LVMH announced it would buy Chateau du Galoupet, a 17th-century estate in the Provence region on France’s Mediterranean coast that will be the group’s first producer of rosé wine. “A micro-climate which refreshes the vines with temperate and salty winds” ensures consistent yields and was a selling point for the estate, the French luxury group said.
LVMH’s wine and spirits portfolio includes Champagnes such as Dom Perignon and Ruinart, as well as Hennessy Cognac. Other acquisitions have included top-shelf makers of Bordeaux and Burgundy like the Clos des Lambrays estate whose grand cru bottles can retail north of $US260 ($A375).

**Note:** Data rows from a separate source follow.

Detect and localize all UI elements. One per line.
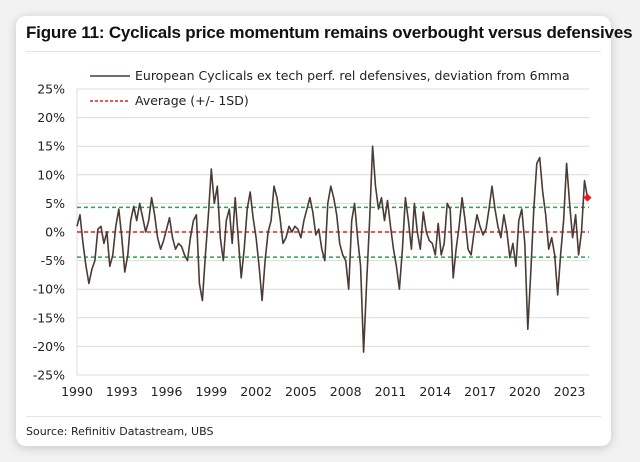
x-tick-label: 2017 [464,384,496,399]
x-tick-label: 1990 [61,384,93,399]
x-tick-label: 2008 [330,384,362,399]
x-tick-label: 1993 [106,384,138,399]
y-tick-label: 0% [45,225,65,240]
x-axis-ticks: 1990 1993 1996 1999 2002 2005 2008 2011 2014 2017… [61,384,585,399]
y-tick-label: 10% [37,167,65,182]
y-tick-label: -25% [33,368,65,383]
figure-title: Figure 11: Cyclicals price momentum rema… [26,23,633,42]
y-tick-label: -20% [33,339,65,354]
x-tick-label: 2005 [285,384,317,399]
last-point-marker [583,193,592,202]
y-tick-label: -10% [33,282,65,297]
series-line [76,145,589,353]
y-tick-label: 25% [37,82,65,97]
x-tick-label: 1996 [151,384,183,399]
x-tick-label: 2023 [554,384,586,399]
y-tick-label: -5% [41,253,65,268]
x-tick-label: 2002 [240,384,272,399]
x-tick-label: 2020 [509,384,541,399]
series-group [76,145,592,353]
title-divider [26,51,601,52]
y-tick-label: 15% [37,139,65,154]
y-tick-label: 5% [45,196,65,211]
legend-label-average: Average (+/- 1SD) [135,93,249,108]
x-tick-label: 2011 [375,384,407,399]
y-axis-ticks: 25% 20% 15% 10% 5% 0% -5% -10% -15% -20% -25% [33,82,65,383]
source-note: Source: Refinitiv Datastream, UBS [26,425,214,438]
x-tick-label: 1999 [195,384,227,399]
source-divider [26,416,601,417]
y-tick-label: -15% [33,310,65,325]
legend: European Cyclicals ex tech perf. rel def… [90,68,570,108]
reference-lines [77,206,589,258]
legend-label-series: European Cyclicals ex tech perf. rel def… [135,68,570,83]
x-tick-label: 2014 [419,384,451,399]
y-tick-label: 20% [37,110,65,125]
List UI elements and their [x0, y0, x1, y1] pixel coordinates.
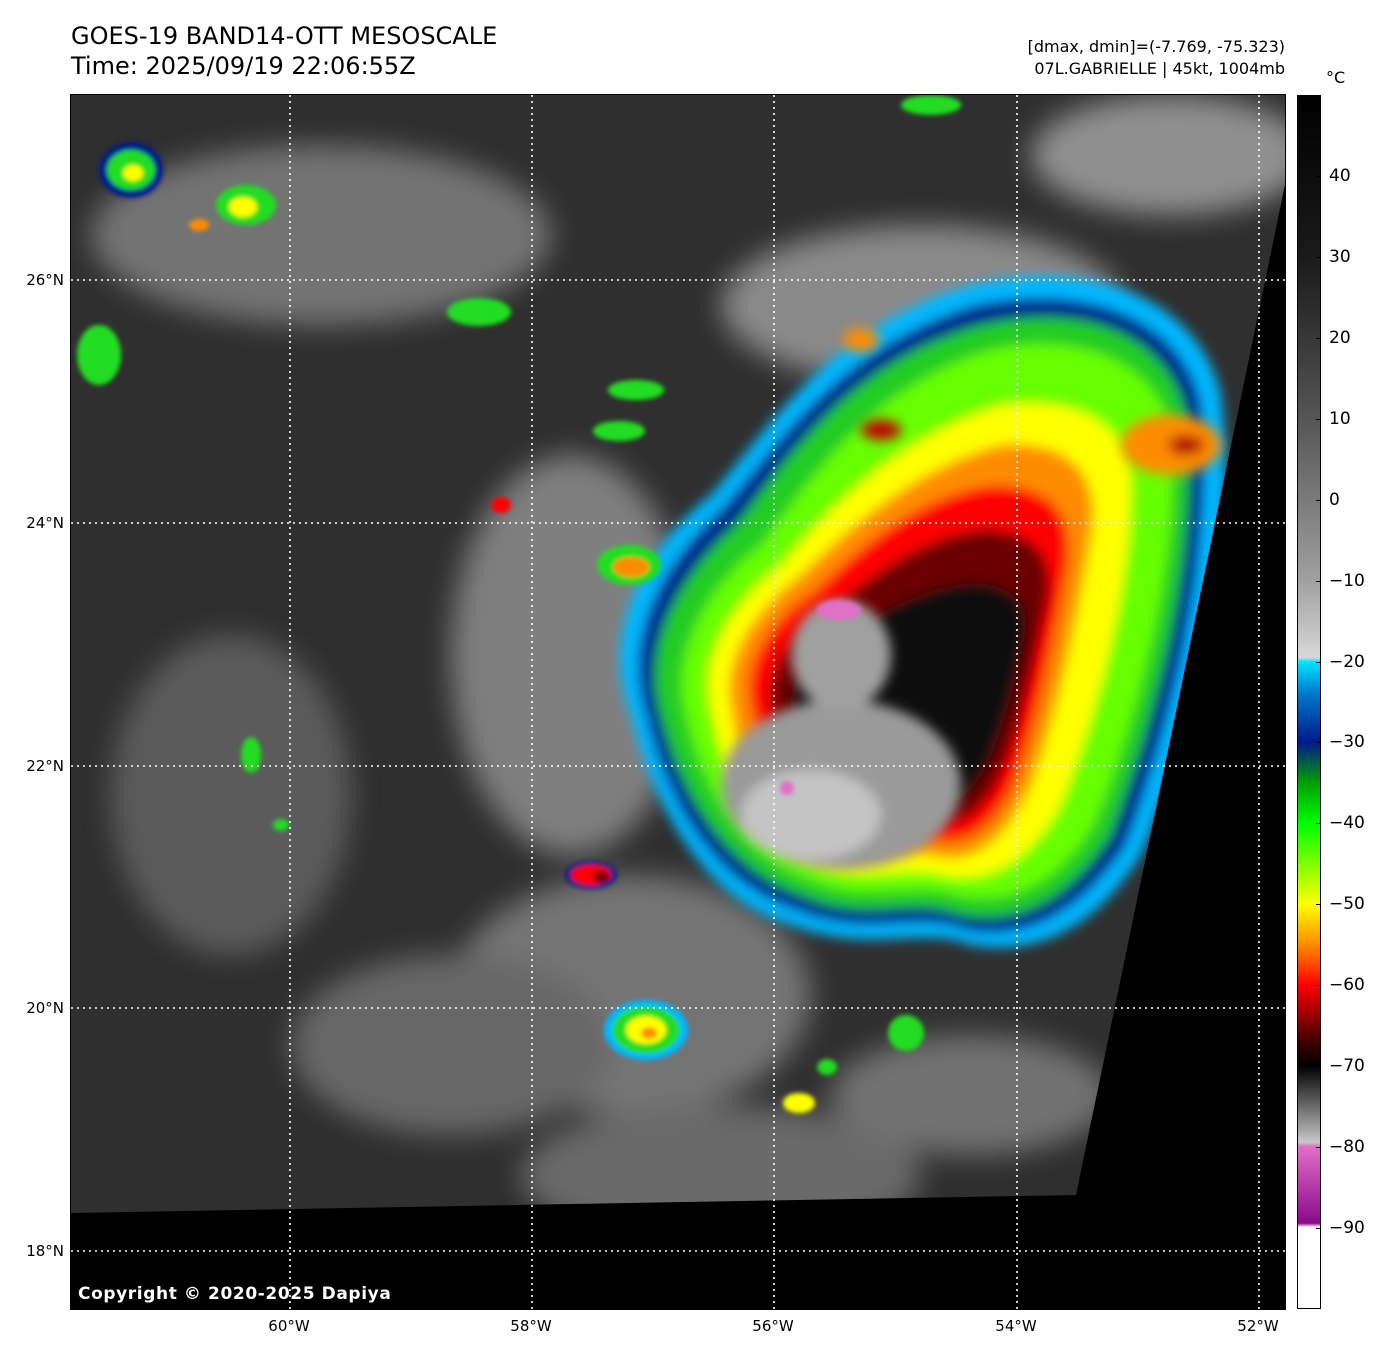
colorbar-unit: °C [1326, 68, 1346, 87]
colorbar-tick-mark [1316, 904, 1321, 906]
lat-label-22n: 22°N [26, 757, 64, 775]
satellite-map [70, 94, 1286, 1310]
colorbar-tick-mark [1316, 1228, 1321, 1230]
observation-time: Time: 2025/09/19 22:06:55Z [71, 52, 416, 80]
colorbar-tick-label: −10 [1329, 570, 1365, 591]
lon-label-60w: 60°W [268, 1317, 310, 1335]
colorbar-tick-label: 10 [1329, 408, 1351, 429]
colorbar-tick-label: −70 [1329, 1056, 1365, 1077]
colorbar-tick-mark [1316, 1147, 1321, 1149]
colorbar-tick-mark [1316, 580, 1321, 582]
lat-label-24n: 24°N [26, 514, 64, 532]
colorbar-tick-label: −90 [1329, 1218, 1365, 1239]
colorbar-tick-label: 30 [1329, 246, 1351, 267]
colorbar-tick-mark [1316, 823, 1321, 825]
colorbar-tick-mark [1316, 1066, 1321, 1068]
colorbar-tick-label: 0 [1329, 489, 1340, 510]
colorbar-tick-mark [1316, 985, 1321, 987]
colorbar-tick-label: −20 [1329, 651, 1365, 672]
lat-label-26n: 26°N [26, 271, 64, 289]
colorbar-tick-label: 40 [1329, 165, 1351, 186]
lon-label-52w: 52°W [1237, 1317, 1279, 1335]
colorbar-tick-label: −50 [1329, 894, 1365, 915]
lon-label-56w: 56°W [752, 1317, 794, 1335]
chart-title: GOES-19 BAND14-OTT MESOSCALE [71, 22, 498, 50]
colorbar-tick-mark [1316, 418, 1321, 420]
temperature-range-label: [dmax, dmin]=(-7.769, -75.323) [1027, 37, 1285, 56]
lat-label-20n: 20°N [26, 999, 64, 1017]
lon-label-54w: 54°W [995, 1317, 1037, 1335]
lon-label-58w: 58°W [510, 1317, 552, 1335]
satellite-imagery [71, 95, 1285, 1309]
colorbar-tick-label: −60 [1329, 975, 1365, 996]
colorbar-tick-label: 20 [1329, 327, 1351, 348]
colorbar-tick-mark [1316, 499, 1321, 501]
colorbar-tick-mark [1316, 175, 1321, 177]
colorbar-tick-mark [1316, 742, 1321, 744]
lat-label-18n: 18°N [26, 1242, 64, 1260]
storm-info-label: 07L.GABRIELLE | 45kt, 1004mb [1034, 59, 1285, 78]
colorbar [1297, 95, 1321, 1309]
colorbar-tick-label: −80 [1329, 1137, 1365, 1158]
colorbar-tick-mark [1316, 256, 1321, 258]
colorbar-tick-mark [1316, 337, 1321, 339]
colorbar-tick-mark [1316, 661, 1321, 663]
colorbar-tick-label: −40 [1329, 813, 1365, 834]
colorbar-tick-label: −30 [1329, 732, 1365, 753]
copyright-notice: Copyright © 2020-2025 Dapiya [78, 1284, 392, 1304]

Now rising demand for rosé - which has lately become emblematic of South-of-France savoir vivre and a staple for daytime summer parties - has seen the French luxury conglomerate buy an estate whose bottles still retail for less than $US15 ($A21.50).
Exports of Provencal rosé have risen 14-fold over the past 10 years, local trade association CIVP said. Exports rose 8 per cent in value last year, roughly three times the increase for French wines overall.
The acquisition is LVMH’s latest manoeuvre as the group, controlled by France’s wealthiest man, Bernard Arnault, tries to keep up with the fast-changing tastes of young luxury consumers. Earlier this month the company confirmed it was launching a new fashion brand fronted by the American pop singer Rihanna.
Other recent acquisitions include the high-end travel group Belmond, which operates the Hotel Caruso on the Amalfi Coast and Orient Express trains from London to Venice.
LVMH declined to say how much it paid for Chateau du Galoupet, which comprises 68 hectares of vines about 50 kilometres west of St Tropez.